Моя электричка пришла точно по расписанию, и я первым запрыгнул во второй вагон. Сел у окна на теневую сторону, потому что с солнечной стороны припекало не на шутку. Днями стояла жара почти тридцать градусов, а ночи уже становились прохладными. Народ расселся по скамейкам, распихал сумки и рюкзаки, и состав тронулся. Через пять минут подошла кондукторша с просьбой показать билет. Просьбу свою она высказала таким служебным тоном, и сам голос у неё был такой безликий, что я, протягивая билет, даже не посмотрел в её сторону. В поле моего зрения попало лишь её левое колено. Это было самое несексуальное колено из всех, что я видел в жизни. На этом события кончились и время остановилось. Электричка шла без большинства остановок. Пытка бабушками продолжалась недолго. Половина их испарились из вагона в течение часа, и сразу сделалось заметно тише и даже прохладнее. Перестали говорить все одновременно, не находя общей темы для разговора, но твёрдо зная, что события их жизни главнее и значимее, чем у собеседницы. Семидесятилетние перестали учить шестидесятилетних готовке вареников и мытью окон. Перестали кивать головами, делая вид, что друг друга слушают и полностью поддерживают точку зрения рассказчика.

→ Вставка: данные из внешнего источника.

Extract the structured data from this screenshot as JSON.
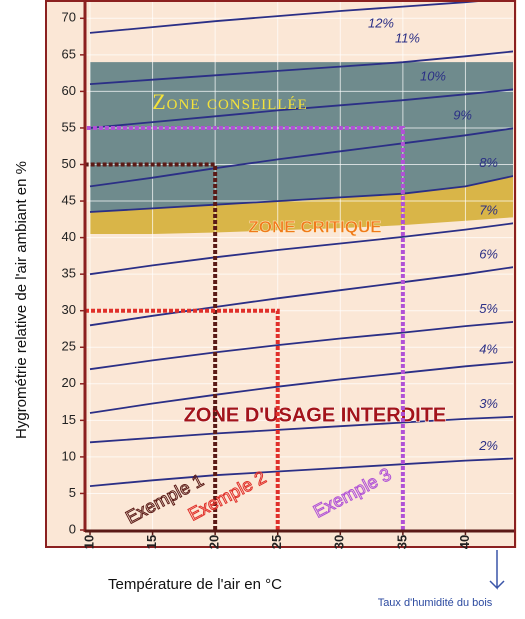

Какие-то люди входили на очередном полустанке, ехали час – два, выходили, сменяясь другими. Моими соседями становились то мутноглазая бабушка, то хромоногий дедушка, то пропахший мазутом рабочий в оранжевом жилете на голое тело, то парнишка в наколках на плечах и пальцах с огромным треснувшим смартфоном, из которого хриплый баритон со знанием дела пел матерщинные песни про фуфайки и мороз, а я сидел на своём месте и думал разные мысли. Думал о том, что – вот оно! То, что готовилось и назревало столько лет! Думал о мелькающих за окном переездах, автомобилях перед шлагбаумами и деревнях, в которых с трудом водились крестьяне. Думал о своём новом романе, который не успел дописать, о дяде Васе, Т-9, товарных вагонах, дочерях, Марвине Хаглере, фильмах Китона, Б-9, снайперском оружии. Проезжая какую-то совсем уж неживую деревеньку, я увидел из окна древнюю бабку, козу, ржавый трактор, руины зерносушилки и чёрного кота, и стал думать про трактора и котов. Думал о том, что люди, едущие сейчас в этом поезде, никогда больше не соберутся в таком составе. И вещи в моём рюкзаке никогда не лягут так, как лежат нынче. И сегодняшние мысли в моей голове никогда не повторятся, как и кадры пейзажа за окном.